Antonio Neri was already a popular CEO at HPE, the server and IT services firm where he took over from Meg Whitman last year. Apparently, he’s seen as an of-the-people leader, so to speak, having worked his way to the top of the company since starting at a call center in 1995.
But he must be that much more appreciated now: Neri just cut the ribbon on HPE’s new headquarters in San Jose, California, and announced a package of employee-benefit upgrades and additions, including six months of fully paid parental leave after the birth or adoption of a child, up from two weeks under the previous policy.

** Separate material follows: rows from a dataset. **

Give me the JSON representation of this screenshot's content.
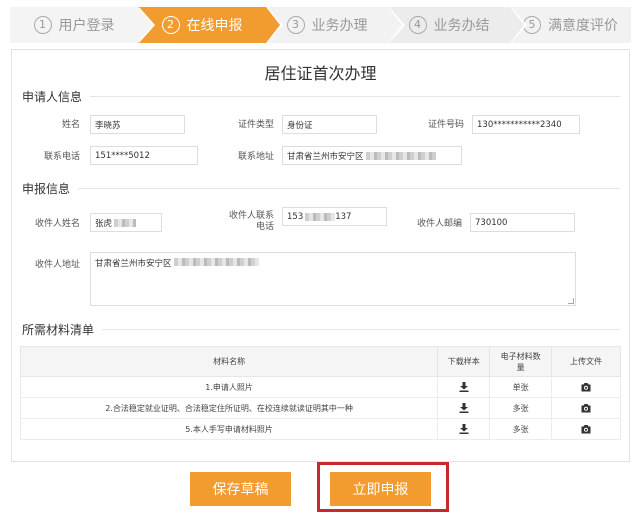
{
  "steps": [
    {
      "num": "1",
      "label": "用户登录"
    },
    {
      "num": "2",
      "label": "在线申报"
    },
    {
      "num": "3",
      "label": "业务办理"
    },
    {
      "num": "4",
      "label": "业务办结"
    },
    {
      "num": "5",
      "label": "满意度评价"
    }
  ],
  "form": {
    "title": "居住证首次办理",
    "applicant": {
      "section": "申请人信息",
      "name_label": "姓名",
      "name_value": "李晓苏",
      "id_type_label": "证件类型",
      "id_type_value": "身份证",
      "id_number_label": "证件号码",
      "id_number_value": "130***********2340",
      "phone_label": "联系电话",
      "phone_value": "151****5012",
      "address_label": "联系地址",
      "address_value": "甘肃省兰州市安宁区"
    },
    "report": {
      "section": "申报信息",
      "recipient_name_label": "收件人姓名",
      "recipient_name_value": "张虎",
      "recipient_phone_label": "收件人联系电话",
      "recipient_phone_value_a": "153",
      "recipient_phone_value_b": "137",
      "postcode_label": "收件人邮编",
      "postcode_value": "730100",
      "recipient_address_label": "收件人地址",
      "recipient_address_value": "甘肃省兰州市安宁区"
    },
    "materials": {
      "section": "所需材料清单",
      "headers": [
        "材料名称",
        "下载样本",
        "电子材料数量",
        "上传文件"
      ],
      "rows": [
        {
          "name": "1.申请人照片",
          "count": "单张"
        },
        {
          "name": "2.合法稳定就业证明、合法稳定住所证明、在校连续就读证明其中一种",
          "count": "多张"
        },
        {
          "name": "5.本人手写申请材料照片",
          "count": "多张"
        }
      ]
    }
  },
  "buttons": {
    "save": "保存草稿",
    "submit": "立即申报"
  },
  "colors": {
    "accent": "#f29b2f",
    "highlight": "#c8282d"
  }
}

With the extension, HPE becomes a Silicon Valley leader in generous parental leave policies. Neri tells Quartz at Work that HPE’s is the most generous policy among the companies it sees as peers. Indeed, three to five months of fully paid leave is the norm at tech firms like IBM and Cisco, as well as at places like Facebook and Google. (Adobe went to six months of paid leave in 2015, but that was just for birth mothers; other new parents at Adobe get 16 weeks.)
There were other perks announced today by HPE, including a retirement transition program giving employees the option of working part-time for a year before leaving for good, a career-reboot program for people returning to the workforce, and “Wellness Fridays,” when employees will be encouraged one Friday each month to leave work three hours early. There’s also the new headquarters—an unassuming glass box on the outside that is outfitted with what Neri describes as state-of-the-art connected technology and airy spaces on the inside for working and meeting. (Its lobby also features some of Neri’s personal artwork: An abstract metal sculpture that Neri, a trained artist, designed himself.)
Still, it’s the parental leave that may be the most striking example of how Neri hopes to make an improved culture part of his strategy as a leader and his legacy, as he strives to convince the tech sector that HPE is under-appreciated.
The perk for parents and families, he says, is “foundational” to a cultural change. The company landed at six months by talking to employees and looking around the world to see what was becoming the norm in other places, Neri says. The US mandates 12 weeks of unpaid family leave but doesn’t actually guarantee any paid leave at all (though some states have started introducing their own requirements). On the other end of the spectrum, paid parental leaves of a year or more are common in Nordic countries, which Neri felt was extreme.
“In the end, it’s all about providing financial security, right?” says Neri. “Listen, when you have a child, you obviously want the best for the child, but at the same time, if you have a mortgage and a bunch of bills to take care of, people sometimes sacrifice the ability to take care of the child in an emotional way, because of the financial challenges they may face,” he adds. Extending parental leave was a way to provide “peace of mind.”
Neri wishes this benefit would have existed for him when he became a parent, particularly because he and his wife did not have other family around to help when they relocated to the US and started their own. “My wife and I moved from Europe and we had no one here, so we had to figure it out ourselves,” he said. Neri, who is Italian and was born in Argentina, and his wife, who is Dutch, got married and moved to the US a week after their honeymoon, then had their first child within a year. Having two weeks to figure everything out after starting a new life in a foreign country was not optimal, he says. His wife would have appreciated six months, he says, and he personally would have wanted at least one month off.
Recently, the Bill and Melinda Gates Foundation rolled back its parental leave, from one year to six months, after finding that year-long leaves caused too much disruption within the foundation, and coming across research supporting the idea that six months was ideal for parent and child.
Whether six months is really the optimal time frame is up for debate; for now, however, HPE has set a new benchmark. Now we watch to see whether the perk is attractive enough to recruit good people and keep them from leaving, and whether others follow Neri’s lead.